We see that there are two modes in the plot, and the one above will be omitted since no contour lines surround it. The one left is centered around 54 year-old and 1.4 mg/dl Bilirubin
, stage 4. We think this plot is informative because it demonstrates the majority of patients are centered around a certain area and provides a snapshot of how the data is distributed regarding age and Bilirubin
levels, and how stages are distributed among patients. Moving on, our group will separate the patients based on stages.
We dive into the groups of patients with different stages with a faceted heat map. As we plot the heat map, midpoints were chosen based on the scales of density generated by R, and outliers were omitted by setting ranges of y-axis to focus on the groups of patients in each stage. We see that the majority of the patients of Stage 1 center around 46 year-old and 0.6 mg/dl Bilirubin
; patients of Stage 2 center around 52 year-old and 0.75 mg/dl Bilirubin
; patients of Stage 3 center around 51 year-old and 0.8 mg/dl Bilirubin
; and patients of Stage 4 center around 60 year-old and 1.2 mg/dl Bilirubin.
From the above plots, we found that Bilirubin
is negatively associated with patients’ number of days registered, especially for those in stage 4. We also more closely studied whether or not drugs played an effect in this, and interesting we see that placebo had a greater effect. This was interesting since D-penicillamine is typically used to treat neonatal hyperbilirubinaemia which is when there is an excess bilirubin serum level.
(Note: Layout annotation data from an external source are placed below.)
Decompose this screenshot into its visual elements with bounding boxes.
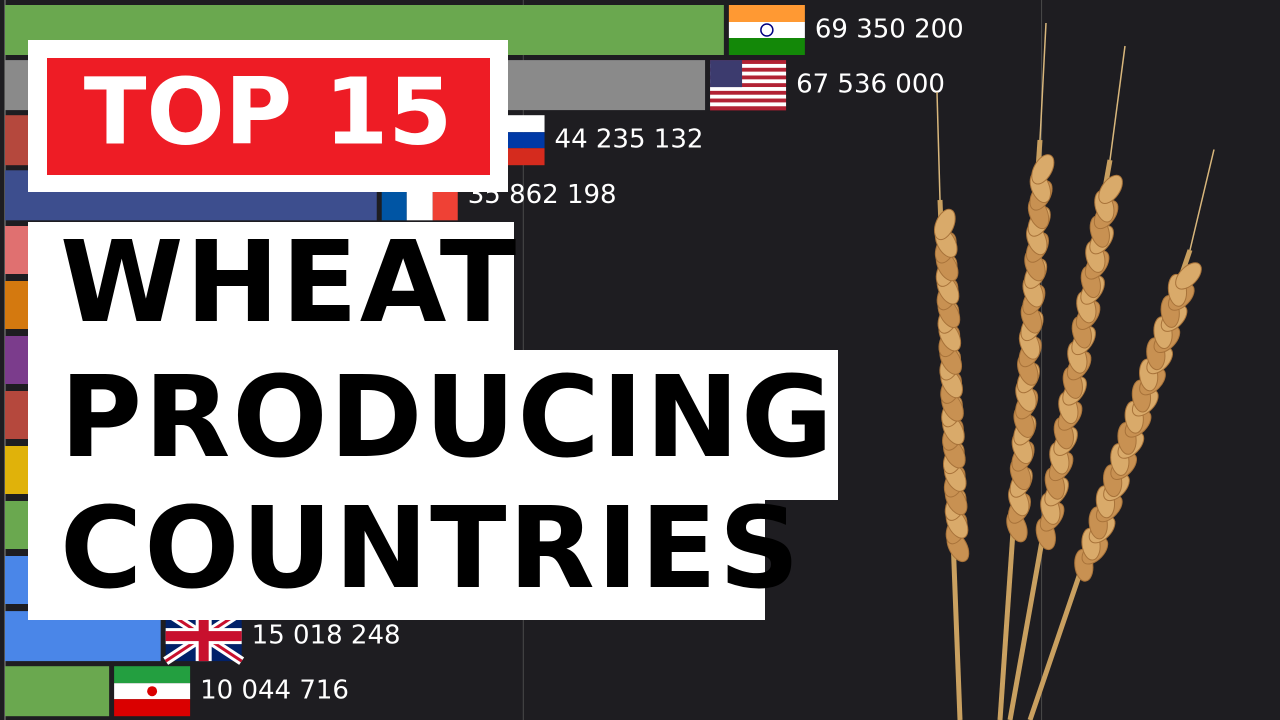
flag-part [728, 38, 805, 55]
flag-part [710, 94, 787, 99]
value-label: 15 018 248 [252, 621, 401, 651]
badge-text: TOP 15 [84, 58, 452, 165]
headline-line: WHEAT [60, 218, 518, 348]
flag-part [114, 666, 191, 684]
flag-part [760, 23, 774, 37]
flag [710, 60, 787, 111]
title-badge: TOP 15 [28, 40, 508, 192]
wheat-grain [1098, 174, 1123, 204]
flag-part [710, 79, 787, 84]
wheat-grain [933, 208, 956, 241]
flag-part [165, 631, 242, 642]
headline: WHEAT PRODUCING COUNTRIES [28, 218, 838, 620]
flag [728, 5, 805, 55]
flag-part [710, 90, 787, 96]
value-label: 67 536 000 [796, 70, 945, 100]
wheat-awn [1039, 22, 1047, 141]
headline-line: COUNTRIES [60, 484, 802, 614]
wheat-awn [1189, 149, 1215, 251]
badge-fill [47, 58, 490, 175]
headline-box [28, 498, 765, 620]
flag-part [710, 106, 787, 111]
flag-part [728, 22, 805, 38]
flag-part [710, 75, 787, 80]
flag-part [710, 83, 787, 88]
flag-part [710, 60, 787, 65]
flag-part [710, 63, 787, 69]
flag-part [710, 87, 787, 92]
headline-box [28, 350, 838, 500]
wheat-awn [1109, 45, 1126, 161]
flag-part [710, 102, 787, 107]
value-label: 44 235 132 [555, 125, 704, 155]
value-label: 10 044 716 [200, 676, 349, 706]
bar [5, 666, 110, 717]
flag-part [728, 5, 805, 22]
headline-line: PRODUCING [60, 353, 835, 483]
wheat-image [933, 22, 1215, 720]
flag-part [710, 71, 787, 76]
value-label: 69 350 200 [815, 15, 964, 45]
wheat-grain [1031, 154, 1055, 185]
flag-part [147, 686, 158, 697]
flag-part [710, 67, 787, 72]
headline-box [28, 222, 514, 352]
flag-part [710, 60, 743, 88]
flag-part [114, 699, 191, 717]
flag-part [710, 98, 787, 103]
flag [114, 666, 191, 717]
wheat-grain [1175, 262, 1202, 290]
wheat-awn [936, 91, 941, 201]
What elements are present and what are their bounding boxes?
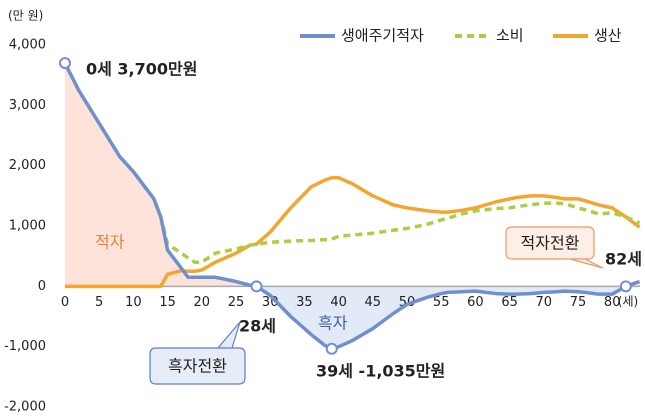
point-label: 0세 3,700만원	[86, 60, 197, 79]
legend-label: 생애주기적자	[341, 27, 424, 45]
x-tick-label: 10	[125, 295, 142, 310]
x-tick-label: 80	[604, 295, 621, 310]
x-tick-label: 20	[194, 295, 211, 310]
surplus-area	[65, 63, 640, 287]
x-tick-label: 75	[570, 295, 587, 310]
x-tick-label: 55	[433, 295, 450, 310]
x-tick-label: 5	[95, 295, 103, 310]
x-tick-label: 40	[330, 295, 347, 310]
y-tick-label: 4,000	[9, 38, 46, 53]
y-tick-label: 3,000	[9, 98, 46, 113]
x-tick-label: 25	[228, 295, 245, 310]
x-tick-label: 45	[365, 295, 382, 310]
x-tick-label: 15	[159, 295, 176, 310]
y-tick-label: 2,000	[9, 158, 46, 173]
y-tick-label: -2,000	[4, 400, 46, 415]
callout-box	[505, 226, 604, 269]
y-tick-label: -1,000	[4, 339, 46, 354]
line-series	[65, 175, 641, 289]
point-label: 39세 -1,035만원	[316, 362, 445, 381]
x-tick-label: 0	[61, 295, 69, 310]
y-tick-label: 1,000	[9, 219, 46, 234]
y-axis-label: (만 원)	[8, 9, 43, 23]
x-axis-label: (세)	[618, 295, 638, 309]
deficit-area	[256, 286, 626, 349]
callout-label: 흑자전환	[168, 357, 227, 376]
x-tick-label: 70	[536, 295, 553, 310]
x-tick-label: 65	[501, 295, 518, 310]
x-tick-label: 35	[296, 295, 313, 310]
x-tick-label: 60	[467, 295, 484, 310]
highlight-point	[619, 280, 632, 293]
highlight-point	[250, 280, 263, 293]
region-label: 흑자	[318, 314, 348, 333]
legend-label: 생산	[594, 27, 622, 45]
line-series	[63, 62, 641, 351]
highlight-point	[59, 57, 71, 70]
legend-label: 소비	[496, 27, 524, 45]
point-label: 28세	[239, 317, 276, 336]
region-label: 적자	[95, 233, 125, 252]
line-series	[63, 62, 641, 264]
point-label: 82세	[605, 250, 642, 269]
callout-box	[149, 321, 246, 385]
highlight-point	[325, 342, 338, 355]
y-tick-label: 0	[38, 279, 46, 294]
callout-label: 적자전환	[521, 234, 580, 253]
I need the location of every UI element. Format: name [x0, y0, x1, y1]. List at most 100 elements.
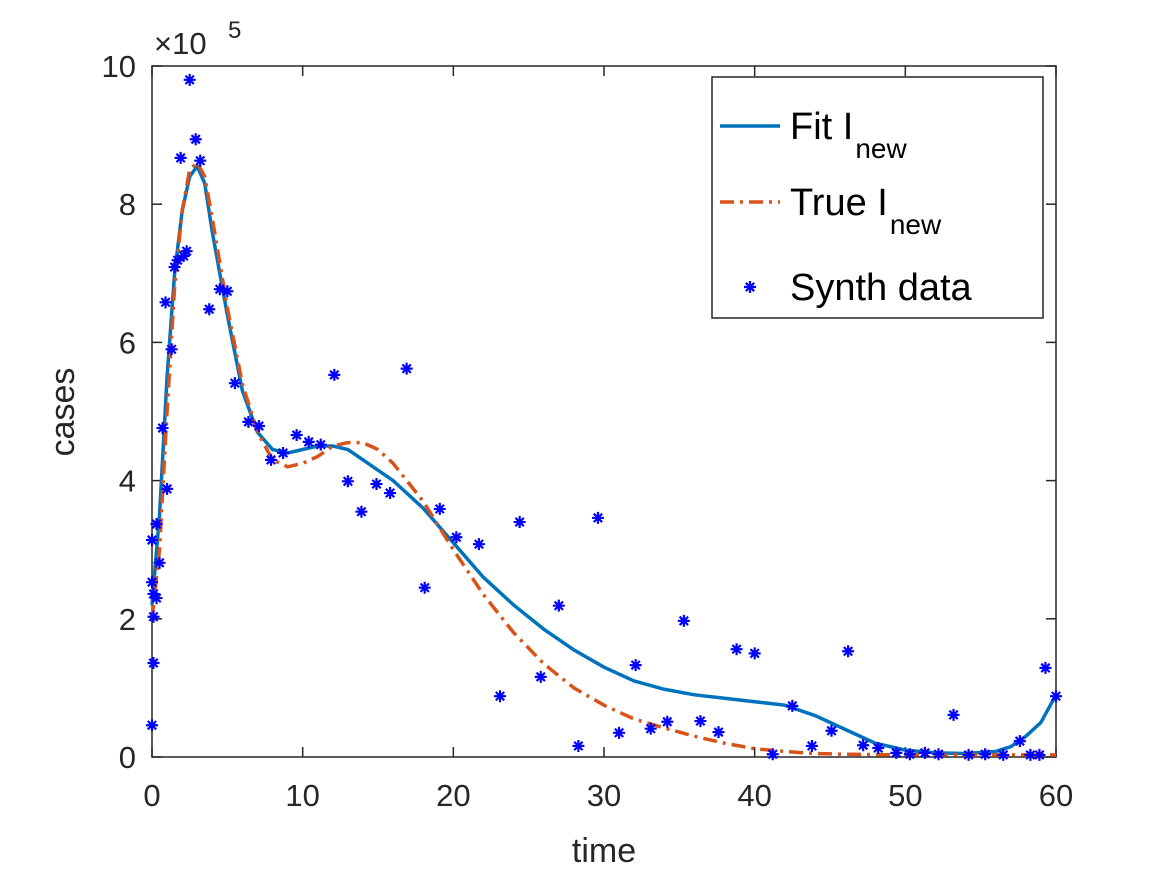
data-point — [180, 245, 193, 258]
data-point — [918, 746, 931, 759]
data-point — [194, 154, 207, 167]
data-point — [370, 478, 383, 491]
data-point — [221, 285, 234, 298]
data-point — [872, 742, 885, 755]
data-point — [730, 643, 743, 656]
data-point — [147, 610, 160, 623]
data-point — [932, 748, 945, 761]
data-point — [228, 377, 241, 390]
data-point — [213, 283, 226, 296]
x-tick-label: 60 — [1039, 778, 1073, 813]
data-point — [384, 487, 397, 500]
data-point — [156, 422, 169, 435]
data-point — [591, 511, 604, 524]
x-tick-label: 20 — [436, 778, 470, 813]
data-point — [153, 556, 166, 569]
data-point — [534, 670, 547, 683]
data-point — [629, 659, 642, 672]
data-point — [997, 748, 1010, 761]
x-tick-label: 30 — [587, 778, 621, 813]
data-point — [572, 739, 585, 752]
y-axis-label: cases — [44, 368, 82, 457]
data-point — [644, 722, 657, 735]
data-point — [242, 415, 255, 428]
data-point — [159, 296, 172, 309]
data-point — [290, 428, 303, 441]
data-point — [962, 748, 975, 761]
data-point — [146, 576, 158, 589]
data-point — [450, 531, 463, 544]
x-axis-label: time — [572, 832, 636, 870]
y-tick-label: 2 — [119, 602, 136, 637]
data-point — [513, 516, 526, 529]
data-point — [168, 261, 181, 274]
x-tick-label: 10 — [285, 778, 319, 813]
data-point — [400, 362, 413, 375]
data-point — [165, 343, 178, 356]
data-point — [171, 254, 184, 267]
data-point — [857, 739, 870, 752]
y-tick-label: 4 — [119, 464, 136, 499]
data-point — [748, 647, 761, 660]
data-point — [183, 73, 196, 86]
data-point — [552, 599, 565, 612]
data-point — [174, 151, 187, 164]
data-point — [355, 505, 368, 518]
x-tick-label: 40 — [737, 778, 771, 813]
legend-label: Fit I — [790, 106, 853, 148]
y-multiplier: ×10 — [154, 26, 207, 61]
legend-label: Synth data — [790, 267, 973, 309]
data-point — [825, 724, 838, 737]
legend-label-subscript: new — [890, 209, 942, 240]
legend-label: True I — [790, 182, 888, 224]
data-point — [712, 726, 725, 739]
x-tick-label: 0 — [143, 778, 160, 813]
data-point — [341, 475, 354, 488]
data-point — [903, 748, 916, 761]
data-point — [147, 657, 160, 670]
data-point — [177, 250, 190, 263]
data-point — [677, 614, 690, 627]
data-point — [252, 420, 265, 433]
data-point — [1050, 690, 1062, 703]
data-point — [314, 438, 327, 451]
data-point — [302, 435, 315, 448]
data-point — [418, 581, 431, 594]
data-point — [1039, 661, 1052, 674]
data-point — [494, 690, 507, 703]
y-tick-label: 8 — [119, 187, 136, 222]
legend-swatch — [744, 281, 756, 293]
y-tick-label: 6 — [119, 325, 136, 360]
data-point — [203, 303, 216, 316]
data-point — [161, 482, 174, 495]
data-point — [328, 368, 341, 381]
data-point — [277, 446, 290, 459]
data-point — [433, 502, 446, 515]
data-point — [1024, 748, 1037, 761]
data-point — [805, 739, 818, 752]
y-tick-label: 10 — [102, 49, 136, 84]
x-tick-label: 50 — [888, 778, 922, 813]
data-point — [613, 726, 626, 739]
data-point — [661, 715, 674, 728]
data-point — [146, 534, 158, 547]
data-point — [694, 715, 707, 728]
axes-box — [151, 65, 1057, 758]
y-multiplier-exponent: 5 — [228, 17, 241, 44]
data-point — [786, 699, 799, 712]
data-point — [150, 518, 163, 531]
data-point — [947, 708, 960, 721]
data-point — [1033, 748, 1046, 761]
data-point — [842, 645, 855, 658]
data-point — [890, 746, 903, 759]
data-point — [979, 748, 992, 761]
data-point — [1013, 735, 1026, 748]
data-point — [472, 538, 485, 551]
data-point — [150, 592, 163, 605]
data-point — [265, 453, 278, 466]
legend-label-subscript: new — [855, 133, 907, 164]
line-series — [150, 159, 1056, 757]
data-point — [766, 748, 779, 761]
legend-box — [711, 76, 1044, 319]
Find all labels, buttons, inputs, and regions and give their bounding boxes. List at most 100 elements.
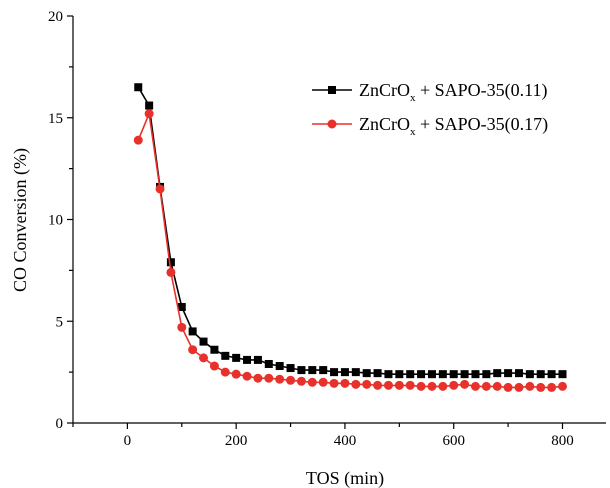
legend-label: ZnCrOx + SAPO-35(0.17) — [359, 114, 548, 138]
x-tick-label: 600 — [442, 433, 465, 449]
y-tick-label: 10 — [48, 213, 63, 229]
x-tick-label: 200 — [225, 433, 248, 449]
y-axis-title: CO Conversion (%) — [10, 148, 31, 292]
x-tick-label: 800 — [551, 433, 574, 449]
data-point — [481, 381, 491, 391]
data-point — [525, 381, 535, 391]
data-point — [536, 370, 545, 379]
legend-item-1: ZnCrOx + SAPO-35(0.11) — [312, 80, 548, 104]
data-point — [460, 379, 470, 389]
data-point — [133, 135, 143, 145]
series-line — [137, 110, 563, 389]
data-point — [220, 367, 230, 377]
data-point — [209, 361, 219, 371]
axes: 0 200 400 600 800 0 5 10 15 20 — [48, 9, 606, 449]
data-point — [373, 369, 382, 378]
data-point — [362, 379, 372, 389]
y-tick-label: 0 — [56, 416, 64, 432]
data-point — [504, 369, 513, 378]
data-point — [166, 267, 176, 277]
data-point — [384, 370, 393, 379]
data-point — [319, 366, 328, 375]
data-point — [514, 369, 523, 378]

In the heat map faceted over stages of patients, we also find the center of patients in each stage evolves with greater age and greater level of bilirubin as we moved from stage 1 to stage 4.
Through our analysis, we have come to several interesting conclusions. We found that age and gender may be associated with cirrhosis itself, but not necessarily with disease stage. It appears that there were more female patients, and that those from age 40-59 appear to be at the greatest risk of the disease, but not necessarily facing a greater risk for severe cirrhosis. We did, however, find that individuals with other body conditions such as ascites, hepatomegaly, spiders, and edema may be more prone to severe cirrhosis. We also concluded that cholestrol does not appear to be indicative of disease severity.
Next, we also moved on to study bilirubin, something created by the liver itself during the normal breakdown of red blood cells. We decided to focus on this because a higher bilirubin level is indicative of liver problems. We found that bilirubin level tends to decrease as the number of days a patient registered for the disease increases. This means that they have received greater periods of treatment that is effective. However, what is interesting is that the placebo effect appears to take prominance over the actual drug. Also, we found that bilirubin level was higher for more severe disease stages.
Lastly, we were able to find that the quantitative measurements may not be indicative of the severity of cirrhosis. It appears that some stage 3 and 4 patients also share similar characteristics as those of earlier stages.
Overall, more study has to be done in this area. There are important pieces of information that was not available in this dataset, including the cause of the cirrhosis. For example, cirrhosis caused by alcohol abuse versus hepatitis may display very different patient attributes. Also, more study is needed to identify more clear distinctions between the disease groups, particularly stage 3 and 4 patients as they appear to share very similar characteristics. Perhaps expanding the sample pool would be beneficial.